Currently, the Canary Islands boast eleven Denominations of Origin. Tenerife alone is home to five: Ycoden Daute Isora, Abona, Valle de Güímar, Tacoronte Acentejo, and Valle de La Orotava. Thanks to the technical evolution of winemakers and oenologists, Canarian wines have gained international recognition. Renowned wine authorities such as Robert Parker, Jancis Robinson, Ferrán Centelles, and Josep Roca have praised Canarian winemaking for its exceptional quality and distinct originality.

Some standout wines include volcanic malvasia from Lanzarote and aromatic malvasia from La Palma. The unique reds of El Hierro, such as the baboso variety, and whites like diego or verijadiego, offer remarkable diversity. Gran Canaria, too, boasts distinctive productions based on listán negro, gual, and negramoll, among others.

A Bounty of Cheeses to Explore

Canarian cheeses convey unique characteristics that set them apart. From cheeses coated with paprika, oil, or gofio to fresh and soft varieties, cheeses made from raw milk, blends, and those aged in various ways, the options are abundant. The Canary Islands claim three Protected Designations of Origin: Queso Majorero PDO, Queso Palmero PDO, and Queso de Flor de Guía PDO, Queso de Media Flor de Guía, and Queso de Guía.

Queso Majorero, crafted in Fuerteventura using goat’s milk and paprika coating, was the first to earn PDO status in 1996. Flor de Guía, produced from Gran Canarian sheep’s milk (PDO in 2009), has earned worldwide recognition.
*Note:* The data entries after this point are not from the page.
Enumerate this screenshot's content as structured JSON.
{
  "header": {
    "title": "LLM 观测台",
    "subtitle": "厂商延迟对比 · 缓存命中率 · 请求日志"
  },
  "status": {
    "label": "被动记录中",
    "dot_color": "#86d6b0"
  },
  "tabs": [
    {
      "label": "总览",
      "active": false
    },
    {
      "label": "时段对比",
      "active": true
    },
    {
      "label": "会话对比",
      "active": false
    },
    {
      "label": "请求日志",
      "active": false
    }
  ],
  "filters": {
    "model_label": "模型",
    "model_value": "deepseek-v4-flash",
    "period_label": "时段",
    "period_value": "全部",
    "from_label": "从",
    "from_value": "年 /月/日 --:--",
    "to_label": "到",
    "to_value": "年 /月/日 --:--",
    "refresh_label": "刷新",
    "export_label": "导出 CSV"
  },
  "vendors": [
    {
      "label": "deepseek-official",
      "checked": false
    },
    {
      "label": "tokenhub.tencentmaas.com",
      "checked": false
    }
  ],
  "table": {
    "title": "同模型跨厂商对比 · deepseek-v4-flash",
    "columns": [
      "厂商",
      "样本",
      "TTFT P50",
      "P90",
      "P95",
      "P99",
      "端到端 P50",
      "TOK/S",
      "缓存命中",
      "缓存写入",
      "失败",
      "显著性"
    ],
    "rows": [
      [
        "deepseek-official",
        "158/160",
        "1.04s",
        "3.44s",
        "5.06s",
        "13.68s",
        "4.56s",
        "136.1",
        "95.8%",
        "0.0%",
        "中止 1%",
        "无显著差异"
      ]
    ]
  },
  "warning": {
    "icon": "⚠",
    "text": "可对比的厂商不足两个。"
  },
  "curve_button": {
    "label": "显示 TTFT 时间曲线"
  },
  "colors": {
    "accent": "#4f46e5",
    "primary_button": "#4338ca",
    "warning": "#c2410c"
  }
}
La Palma became the second Canary Island to obtain PDO status for its cheeses, primarily made from goat’s milk.

Another delectable option includes the smoked goat cheeses from Tenerife, alongside artisan cheeses from El Hierro, which are typically made from goat’s, cow’s, or sheep’s milk. Lanzarote has also seen remarkable progress in producing quality cheeses, while on La Gomera, farmers create two types of cheese, blending goat’s and sheep’s milk.

Every island offers a diverse array of textures, acidity levels, smoked or aged options, reflecting the unique history of each region. These varieties have earned top awards at prestigious events like the World Cheese Awards.

The best way to immerse yourself in these flavors is to visit some of the wineries and cheese dairies scattered across the Canary Islands.